The Public Health Agency (PHA) is making people aware of the presence of the winter vomiting and diarrhoea virus, also known as norovirus, circulating in the community.

The virus has been impacting nursing and residential homes, as well as some hospital services.

The PHA recommends simple, practical steps to minimise the risk of contracting the illness and of spreading the virus, especially to older people and those with underlying health conditions who may be more vulnerable.

Dr Lorraine Doherty, Assistant Director of Public Health (Health Protection) at the PHA, said: “It’s not unusual to see an increase in the winter vomiting and diarrhoea virus at this time of year, so we are urging people to take extra care with hand hygiene and, if you have the illness, take simple steps to prevent the spread.

“The most common symptoms are nausea, vomiting and diarrhoea, which can begin suddenly. This can also be accompanied by a raised temperature, headache and sore limbs.

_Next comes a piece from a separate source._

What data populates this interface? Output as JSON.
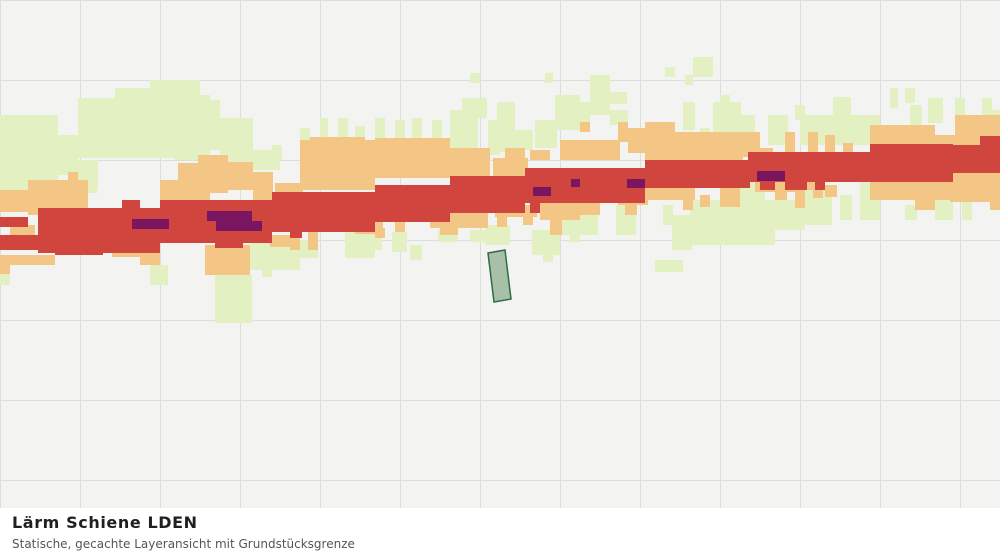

“It is very important that people who have symptoms do not visit hospitals, their GP surgery, or nursing and residential homes. The illness can last as little as 12 hours or up to three days and the best treatment is to stay at home, rest, take plenty of fluids, and reduce contact with others, both in the home and at work.”

The very infectious virus can be easily spread in close-knit communities such as residential or nursing homes, schools, hospitals and workplaces.

The PHA recommends taking the following steps to help protect ourselves and others:

Always maintain good personal hygiene, in particular wash your hands after going to the toilet and before preparing or eating food.

If you are vomiting or have diarrhoea, don’t visit friends or relatives in hospital or residential and nursing homes, and avoid visiting your GP’s surgery – it is much better to phone for advice first.

Stay off school or work, until at least 48 hours after any symptoms stop.

Dr Doherty continued: “The reality for most people is that this is a short-term, unpleasant illness, with most of us getting better within a few days.

“However, we can all play our part in keeping it at bay and helping to protect more vulnerable people, to whom it can present a more serious risk. The PHA greatly values everyone’s help in following this advice.”